Your investments need to be diversified. Different asset classes by size and geography. Have stock and bond assets.

It looks like your cash management will generally revolve around your retirement income.

I always maintain a cash cushion in our passbook savings to cover the shortfall between our income and expenses for 6 months plus some extra for emergencies. I also keep some cash in out taxable brokerage. We have near-cash in an IRA annuity that can provide money in 3 market days (21% of our portfolio). (In 8 years, we have not had to use that option.)

Our cash cushion serves 2 purposes: Cash for normal expenses and an emergency fund. We have had a number of big expenses(Replace heat pump, replace refrigerator, etc) that we could pay with a card then pay the balance without being required to sell stock.

pauleckler mentioned inflation in his response which is always a concern going forward. SSA and most government pensions are adjusted somewhat for inflation but effective inflation for a person can vary from that.

If you have excess funds after getting a cash cushion in place, use it to add to funds in your taxable account. (So far, we have lived entirely on our taxable brokerage account.)

Time will tell you how the income/expense balance is working and if you need to tap the IRA.
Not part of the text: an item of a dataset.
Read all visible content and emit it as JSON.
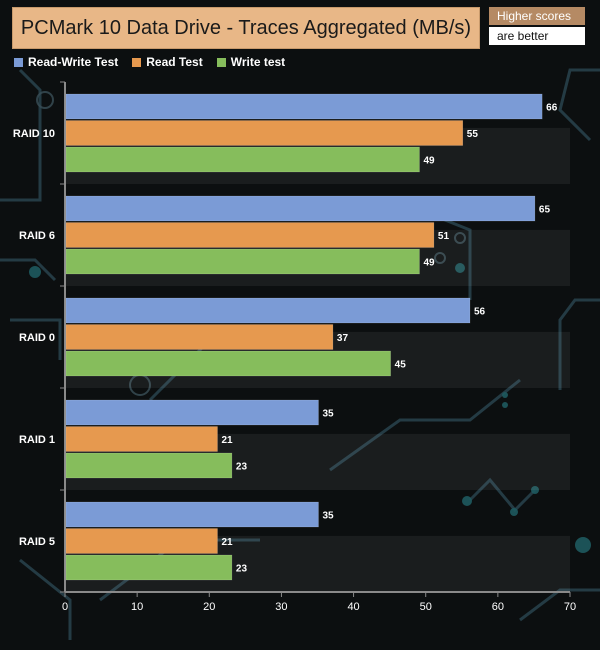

Since you mentioned IRA, I will assume traditional not Roth. If that is true, 10 years from now, in the year you turn 70 1/2, you will be taking Mandatory Required Distributions from your traditional IRAs (includes 401k/403b/457b accounts both traditional and Roth, but not Roth IRAs) RMDs normally amount to slightly under 4% each year. This can be used for spending or saving in your taxable account. Under current regs, it can be gifted directly to charity.

Based upon the numbers you provided, your taxable income will raise a little with the RMDs but it should not be significant. Depends on your other income, its tax status and amount. You can figure that as you get closer to 70.

I have been very(maybe excessively) conservative in our planning for expenses, savings, etc. That has served us very well through the market dips and side-ways trends. It is very reassuring to have a big chunk of money available to use if it is needed. One never knows what the future will bring.